Topline:
Following reports of local police assisting federal immigration agents with raids and detentions of citizen observers across Southern California, state lawmakers have introduced a bill seeking to outlaw such collaboration.
The details: State Sen. Sasha Renée Pérez (D-Pasadena) announced Monday that she has introduced SB 1105, dubbed the Protect California Rights Act. The bill would ban local law enforcement from helping federal agents with operations based on racial profiling, efforts to stop First Amendment speech or actions involving unauthorized military weapons.

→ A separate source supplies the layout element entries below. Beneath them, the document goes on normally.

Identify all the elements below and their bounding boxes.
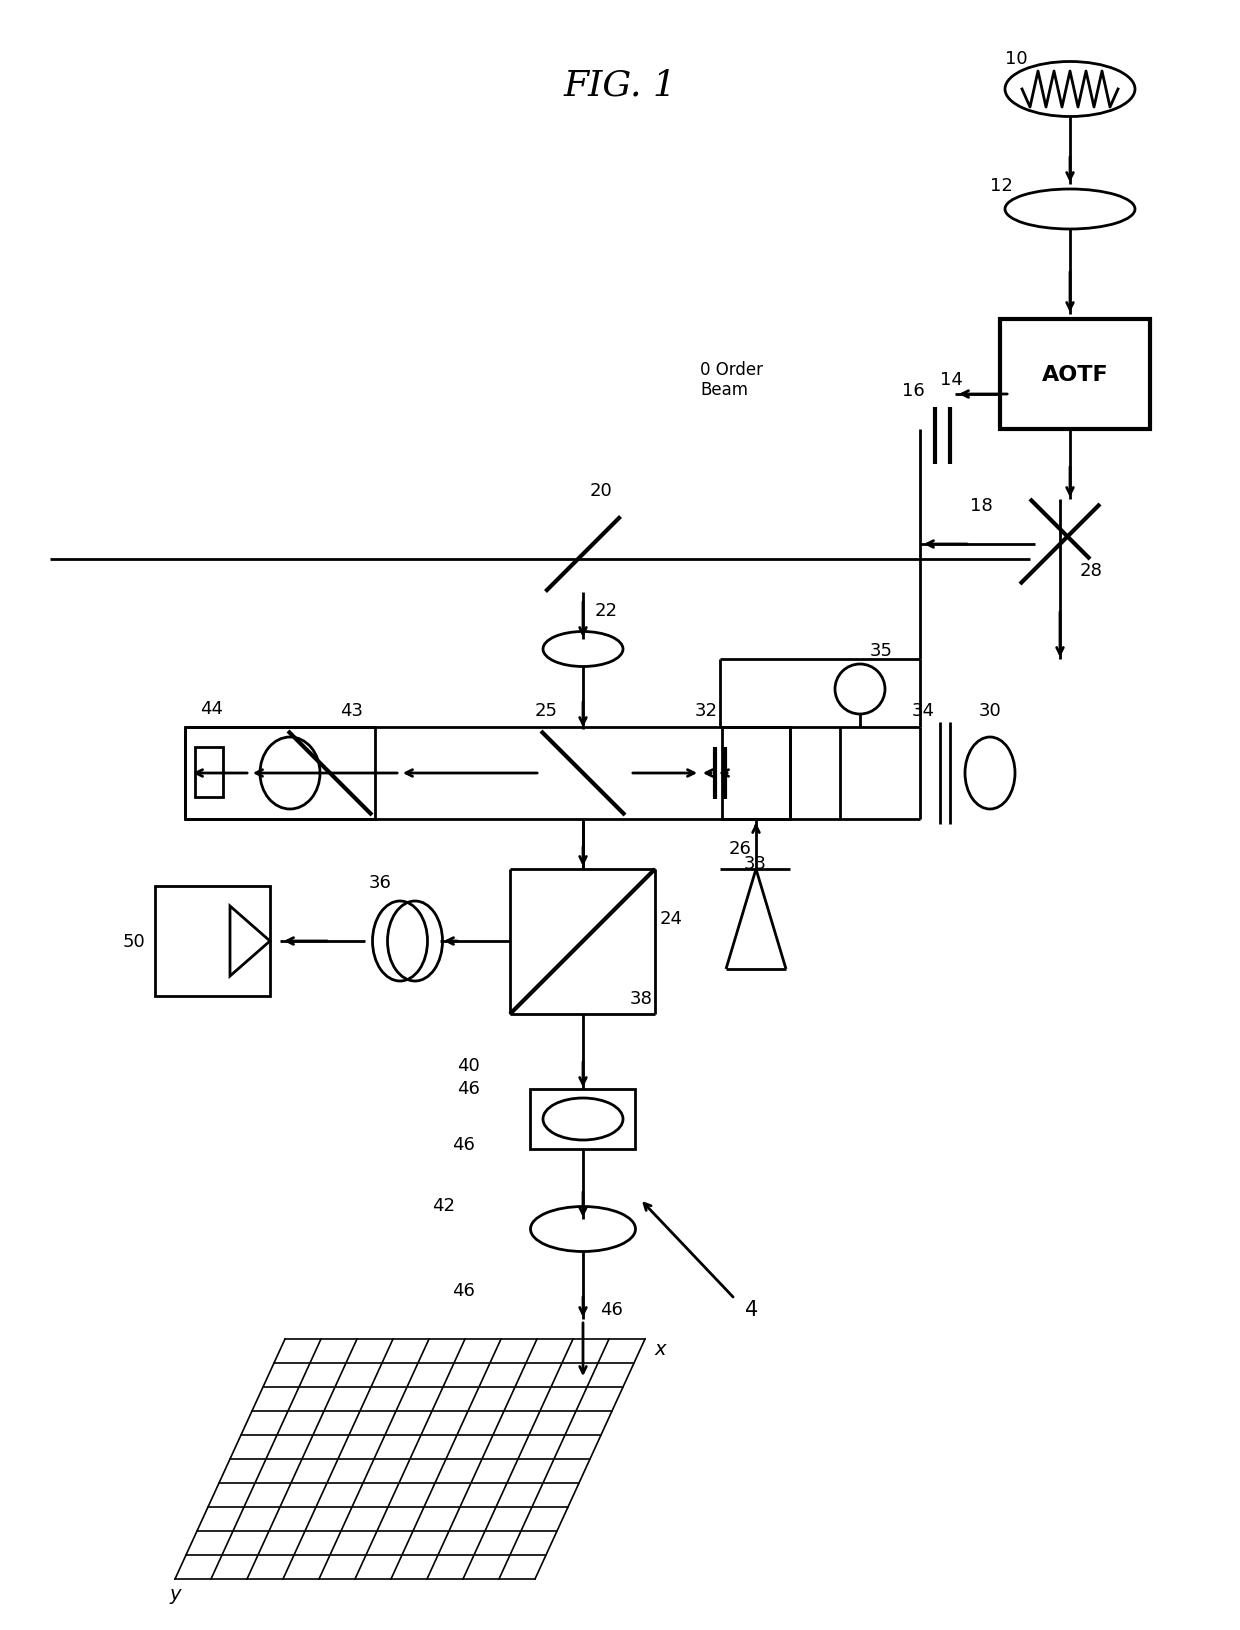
Text: 0 Order
Beam: 0 Order Beam (701, 360, 763, 399)
Text: 36: 36 (368, 874, 392, 892)
Text: 43: 43 (340, 701, 363, 719)
Text: 34: 34 (911, 701, 935, 719)
Text: 38: 38 (630, 989, 653, 1007)
Text: 46: 46 (458, 1079, 480, 1097)
Bar (722, 727, 790, 820)
Text: 46: 46 (453, 1281, 475, 1299)
Text: 18: 18 (970, 497, 993, 515)
Text: 40: 40 (458, 1056, 480, 1074)
Text: 46: 46 (453, 1136, 475, 1154)
Text: y: y (169, 1584, 181, 1604)
Text: AOTF: AOTF (1042, 365, 1109, 385)
Text: 46: 46 (600, 1301, 622, 1319)
Text: 16: 16 (903, 381, 925, 399)
Text: 20: 20 (590, 482, 613, 500)
Text: 33: 33 (744, 854, 766, 872)
Text: FIG. 1: FIG. 1 (563, 68, 677, 103)
Bar (155, 887, 270, 996)
Text: 26: 26 (729, 839, 751, 857)
Text: 30: 30 (978, 701, 1002, 719)
Text: 44: 44 (200, 699, 223, 717)
Text: 42: 42 (432, 1196, 455, 1214)
Text: 22: 22 (595, 601, 618, 619)
Text: x: x (655, 1340, 666, 1359)
Text: 35: 35 (870, 642, 893, 660)
Text: 10: 10 (1004, 51, 1028, 68)
Text: 28: 28 (1080, 562, 1102, 580)
Text: 32: 32 (694, 701, 718, 719)
Bar (999, 319, 1149, 430)
Bar (195, 748, 223, 797)
Bar (185, 727, 374, 820)
Text: 12: 12 (990, 178, 1013, 196)
Text: 50: 50 (123, 932, 145, 950)
Text: 4: 4 (745, 1299, 758, 1319)
Text: 24: 24 (660, 910, 683, 927)
Text: 14: 14 (940, 370, 963, 390)
Bar (529, 1089, 635, 1149)
Polygon shape (229, 906, 270, 976)
Text: 25: 25 (534, 701, 558, 719)
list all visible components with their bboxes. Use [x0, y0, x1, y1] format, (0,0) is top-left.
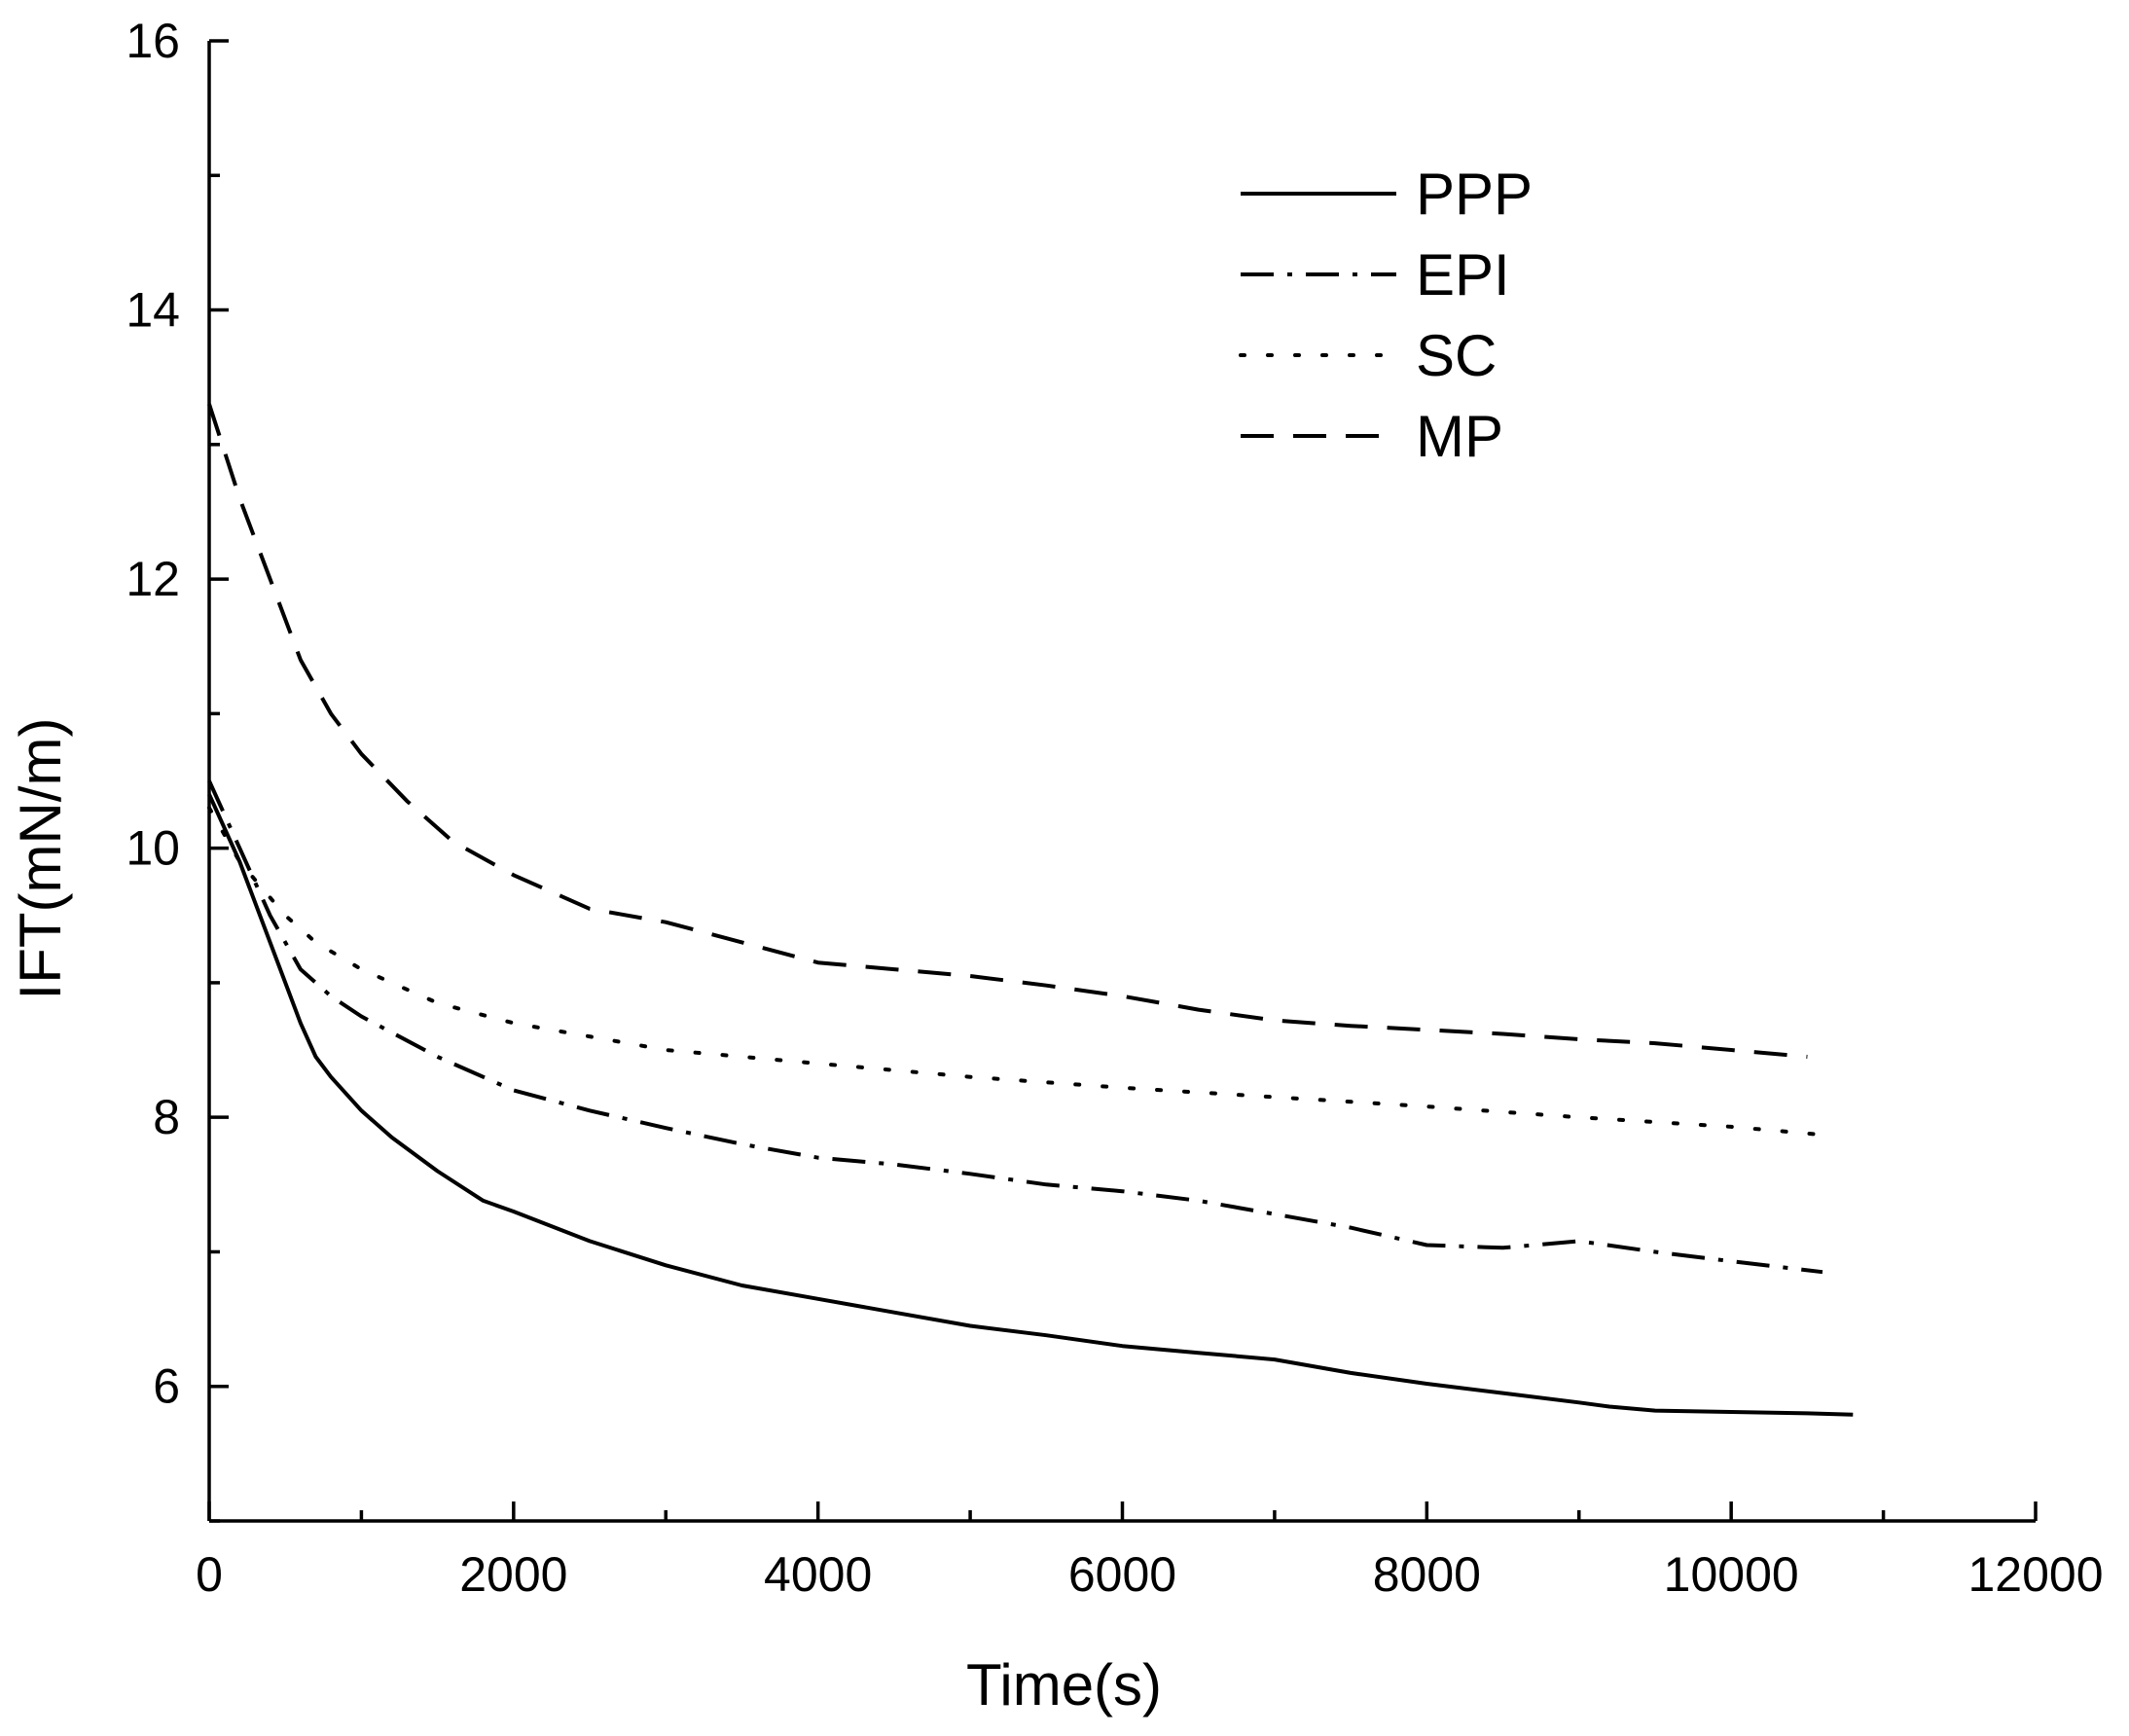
x-tick-label: 6000	[1068, 1547, 1176, 1602]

Why proponents say it’s needed: At a news conference, Pérez said: “Californians deserve to feel safe. They deserve to trust that the officers sworn to protect them will not be used to intimidate them. And they deserve a state government that stands firmly on the side of civil rights and constitutional protections.”
How enforcement would work: The bill is co-sponsored by ACLU California Action. Executive Director David Trujillo said if the bill passes, Californians who’ve been subject to illegal activity by local law enforcement could take their case to court. “The courts will be able to then step in and order local law enforcement to comply with our laws here in California,” Trujillo said.
Community voices: The news conference featured speakers who have been detained by local police in incidents related to federal immigration actions. Jose Madera, director of the Pasadena Community Job Center, said he was arrested last month by Pasadena police while tracking the movements of an alleged ICE agent. “The perception of the community,” Madera said, “is that local police were protecting ICE agents and not protecting us, the residents, legal observers.”
White House position: The Trump Administration and top officials at the Department of Homeland Security have consistently pushed back on efforts to curtail their aggressive enforcement of immigration policies. White House border czar Tom Homan on Sunday, for example, rejected Democrats calls for ICE officers to stop wearing masks, saying that while he didn't "like the masks either" officers said they were needed to protect from doxxing.